SPN in tissue slices (as described above) were loaded with Alexa Fluor 594 (50 micromolar) through the patch pipette. All experiments were performed at room temperature. Images were acquired with a 60X/1.00 NA water-immersion lens (Olympus). The two-photon excitation source was a Chameleon-Ultra2 tunable laser system (680 to 1080 nm) using titanium:sapphire gain medium with all-solid-state active components and a computer-optimized algorithm to ensure reproducible excitation wavelength, average power, and peak power (Coherent Laser Group). Optical signals were acquired using 810 nm excitation beam (80-MHz pulse repetition frequency and 250 fs pulse duration) to excite Alexa 594. The fluorescence emission was collected by external or non-descanned photomultiplier tubes (PMTs). The red fluorescence (580-640 nm) was collected by a multi-alkali-cathode (S-20) PMT. Measurements were taken in a sample plane along dendritic segments (>50 μm from the soma). On average, ~80 spines were counted per dendritic segments; up to 3 measurements were performed on each cell.

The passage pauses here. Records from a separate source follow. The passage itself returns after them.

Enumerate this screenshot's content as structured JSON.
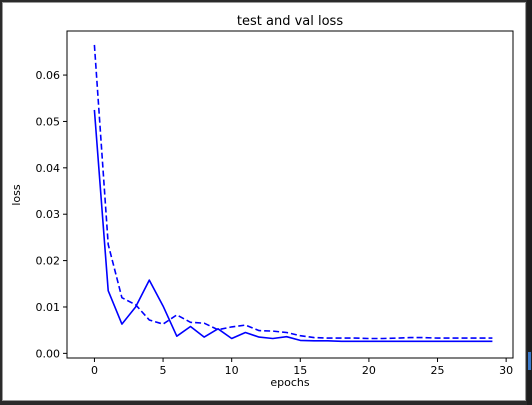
{
  "chart_data": {
    "type": "line",
    "title": "test and val loss",
    "xlabel": "epochs",
    "ylabel": "loss",
    "xlim": [
      -2,
      30.5
    ],
    "ylim": [
      -0.001,
      0.0695
    ],
    "xticks": [
      0,
      5,
      10,
      15,
      20,
      25,
      30
    ],
    "yticks": [
      0.0,
      0.01,
      0.02,
      0.03,
      0.04,
      0.05,
      0.06
    ],
    "ytick_labels": [
      "0.00",
      "0.01",
      "0.02",
      "0.03",
      "0.04",
      "0.05",
      "0.06"
    ],
    "grid": false,
    "x": [
      0,
      1,
      2,
      3,
      4,
      5,
      6,
      7,
      8,
      9,
      10,
      11,
      12,
      13,
      14,
      15,
      16,
      17,
      18,
      19,
      20,
      21,
      22,
      23,
      24,
      25,
      26,
      27,
      28,
      29
    ],
    "series": [
      {
        "line_style": "solid",
        "color": "#0000ff",
        "values": [
          0.0525,
          0.0135,
          0.0063,
          0.01,
          0.0158,
          0.0102,
          0.0037,
          0.0058,
          0.0035,
          0.0053,
          0.0032,
          0.0045,
          0.0035,
          0.0032,
          0.0036,
          0.0028,
          0.0027,
          0.0027,
          0.0026,
          0.0026,
          0.0026,
          0.0026,
          0.0026,
          0.0026,
          0.0026,
          0.0026,
          0.0026,
          0.0026,
          0.0026,
          0.0026
        ]
      },
      {
        "line_style": "dashed",
        "color": "#0000ff",
        "values": [
          0.0665,
          0.0235,
          0.012,
          0.0105,
          0.0072,
          0.0063,
          0.0083,
          0.0067,
          0.0065,
          0.0051,
          0.0057,
          0.0061,
          0.0049,
          0.0048,
          0.0045,
          0.0038,
          0.0034,
          0.0033,
          0.0033,
          0.0033,
          0.0032,
          0.0032,
          0.0033,
          0.0034,
          0.0034,
          0.0033,
          0.0033,
          0.0033,
          0.0033,
          0.0033
        ]
      }
    ]
  }
}
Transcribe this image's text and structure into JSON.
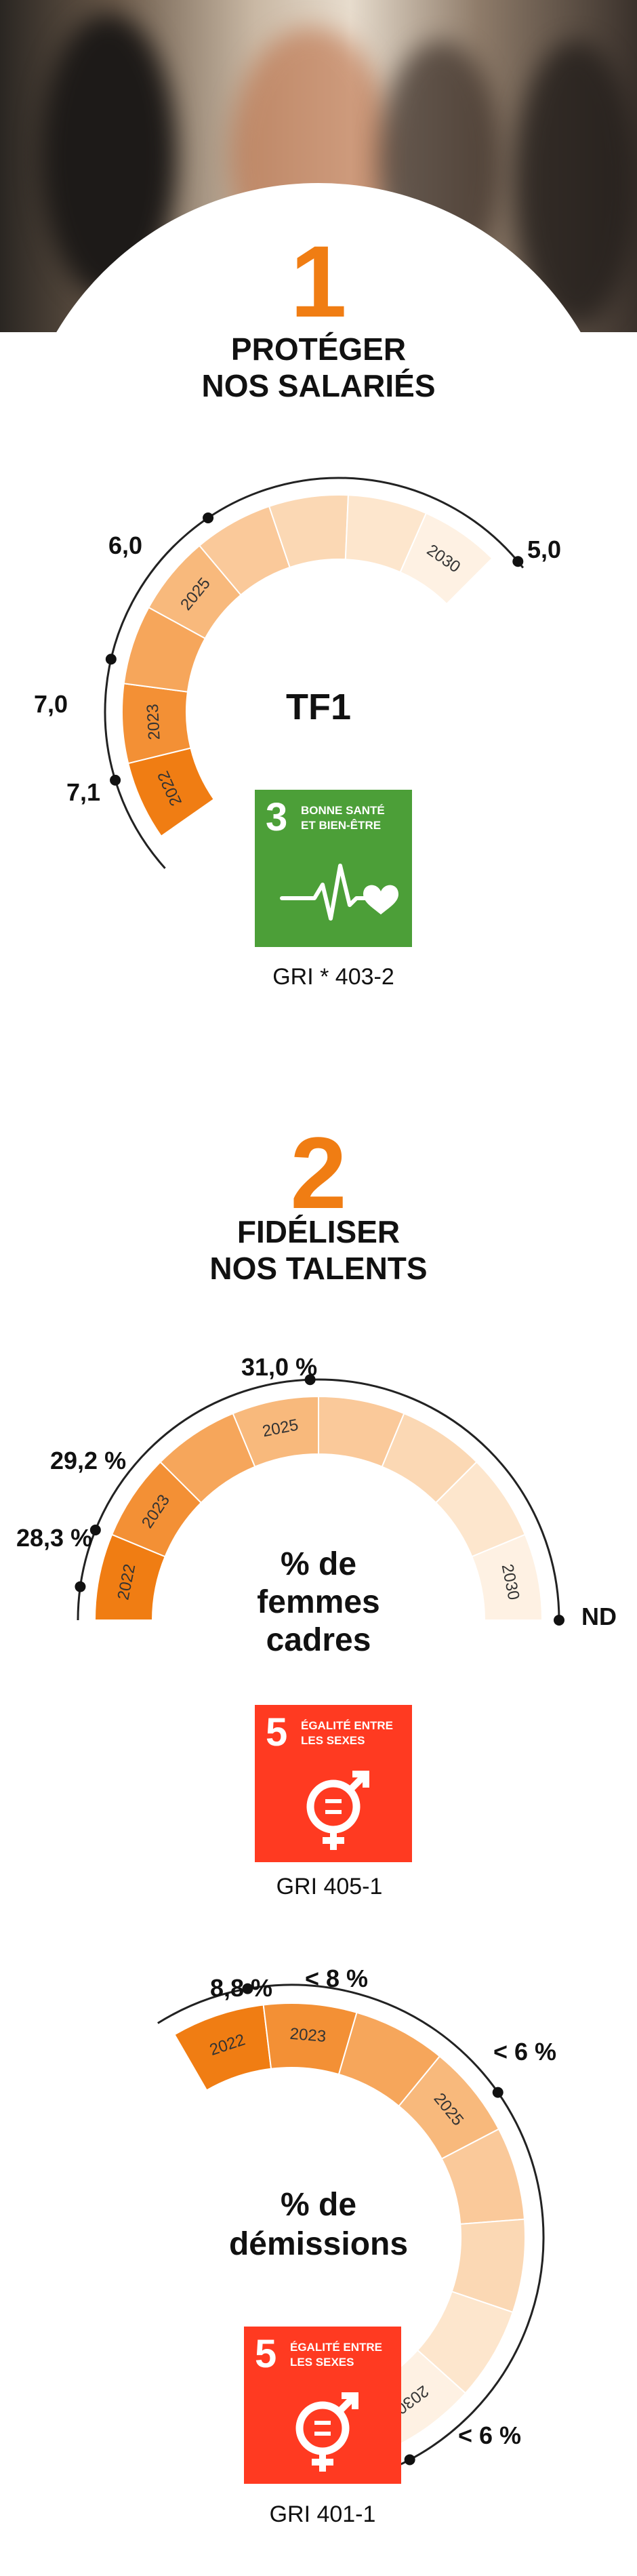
{
  "section1": {
    "number": "1",
    "title_line1": "PROTÉGER",
    "title_line2": "NOS SALARIÉS",
    "center_label": "TF1",
    "segment_years": [
      "2022",
      "2023",
      "2025",
      "2030"
    ],
    "values": {
      "v2022": "7,1",
      "v2023": "7,0",
      "v2025": "6,0",
      "v2030": "5,0"
    },
    "sdg": {
      "number": "3",
      "line1": "BONNE SANTÉ",
      "line2": "ET BIEN-ÊTRE",
      "color": "#4c9f38",
      "icon": "heartbeat-icon"
    },
    "gri": "GRI * 403-2"
  },
  "section2": {
    "number": "2",
    "title_line1": "FIDÉLISER",
    "title_line2": "NOS TALENTS",
    "gauge1": {
      "center_line1": "% de",
      "center_line2": "femmes",
      "center_line3": "cadres",
      "segment_years": [
        "2022",
        "2023",
        "2025",
        "2030"
      ],
      "values": {
        "v2022": "28,3 %",
        "v2023": "29,2 %",
        "v2025": "31,0 %",
        "v2030": "ND"
      },
      "sdg": {
        "number": "5",
        "line1": "ÉGALITÉ ENTRE",
        "line2": "LES SEXES",
        "color": "#ff3a21",
        "icon": "gender-equality-icon"
      },
      "gri": "GRI 405-1"
    },
    "gauge2": {
      "center_line1": "% de",
      "center_line2": "démissions",
      "segment_years": [
        "2022",
        "2023",
        "2025",
        "2030"
      ],
      "values": {
        "v2022": "8,8 %",
        "v2023": "< 8 %",
        "v2025": "< 6 %",
        "v2030": "< 6 %"
      },
      "sdg": {
        "number": "5",
        "line1": "ÉGALITÉ ENTRE",
        "line2": "LES SEXES",
        "color": "#ff3a21",
        "icon": "gender-equality-icon"
      },
      "gri": "GRI 401-1"
    }
  },
  "colors": {
    "accent": "#f07d13",
    "sdg3": "#4c9f38",
    "sdg5": "#ff3a21"
  }
}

Data and statistical analyses
Curve fitting and data analyses were done with ClampFit 9 (Molecular Devices), Igor Pro 6.0 (Wavemetrics), MATLAB 7.12 (MathWorks), MiniAnalysis 6.0.3 (Synaptosoft), and Prism 5 (GraphPad). Box plots were used for graphic representation: the central line represents the median, the edges represent the interquartile ranges, and the whiskers represent the overall distribution. Asterisks indicate 95% confidence (p<0.05) unless otherwise noted. Normal distributions were not assumed regardless of sample size or variance. Pairwise comparisons for unrelated samples were performed using a Mann-Whitney U test with a threshold of p<0.05 for significance. Kruskal–Wallis one-way analysis of variance was performed for group comparisons with a threshold of p<0.05. Frequency-intensity (F-I) curves were analyzed with two-way repeated measures analysis of variance, with SPN type or treatment group and current injection as independent variables. Group main effect between SPN type or treatment group is reported. Significance was set as α = 0.05.